With standard black box web application penetration tests the tester is given no access to source code or design documentation and given only some URLs and Login IDs and passwords. The challenge is that without comprehensive criteria and custom test cases written from a threat modelling perspective to test to the tester will only look for common "low hanging fruit" and issues they know to look for (ie OWASP top 10) and miss more obscure but more important issues related to application business logic. Also without access to the source code developing "paint by numbers" recommendations to close the vulnerabilities identified is difficult.
Read more on application security: Opinions: The sorry state of application security
With white box security testing the tester is provided with source code, design documentation and can ask the developer questions. Often there is too much code to review manually so Source Code Analysis software (SCA) is utilised to provide coverage. The current challenge is that SCA only assists an application security specialist not replaces them. Often new "vulnerability signatures" need to be written or existing ones modified to capture the vulnerabilities in the first place. Then these signatures can be searched for across the whole codebase providing a fair degree of coverage. SCA software allows searching of code and tracing the flow of input through an application. Often SCA can be used to successfully find all instances of issues identified via black box "pen tests".
There is a reasonable degree of experience in the wider information security community related to web application security these days. Most security consultants are aware of most of the key security controls which address the most commonly encountered vulnerabilities. This is because web applications are often custom developed for each client, often internet facing, hence at higher risk and often requested to be tested.
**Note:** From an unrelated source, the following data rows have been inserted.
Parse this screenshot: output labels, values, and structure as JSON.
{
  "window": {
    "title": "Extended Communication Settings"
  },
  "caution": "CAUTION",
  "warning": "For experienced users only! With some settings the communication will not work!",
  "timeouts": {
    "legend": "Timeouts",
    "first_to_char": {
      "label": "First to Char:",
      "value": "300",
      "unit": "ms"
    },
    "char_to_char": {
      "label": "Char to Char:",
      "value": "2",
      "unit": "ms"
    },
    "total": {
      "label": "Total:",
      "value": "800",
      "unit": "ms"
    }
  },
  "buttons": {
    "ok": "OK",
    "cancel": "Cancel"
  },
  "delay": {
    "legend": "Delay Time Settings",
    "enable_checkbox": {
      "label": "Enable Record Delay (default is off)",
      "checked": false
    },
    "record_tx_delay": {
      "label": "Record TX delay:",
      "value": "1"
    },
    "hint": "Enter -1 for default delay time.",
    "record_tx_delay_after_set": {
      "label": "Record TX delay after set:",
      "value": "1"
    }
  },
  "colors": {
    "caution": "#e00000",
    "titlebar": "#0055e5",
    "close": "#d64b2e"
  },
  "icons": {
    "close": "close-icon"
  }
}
Source code is often available, but access to it by the end customer is often restricted for commercial purposes.
With compiled executable applications installed on end user computers like web browsers, PDF readers, word processors, media players and other COTS applications there are additional challenges. The end customer and hence the security tester employed by them; doesn't have access to the source code; is often legally restricted from reverse engineering the application and legal hell will be oft rained down upon them if they dare reporting security vulnerabilities for remediation. This provides challenges to the enterprise as these applications are often the target of cyber criminals who exploit vulnerabilities in these commonly deployed applications to deploy remote access trojans, rootkits, key-loggers and the like via vectors such as malicious web sites and email attachments.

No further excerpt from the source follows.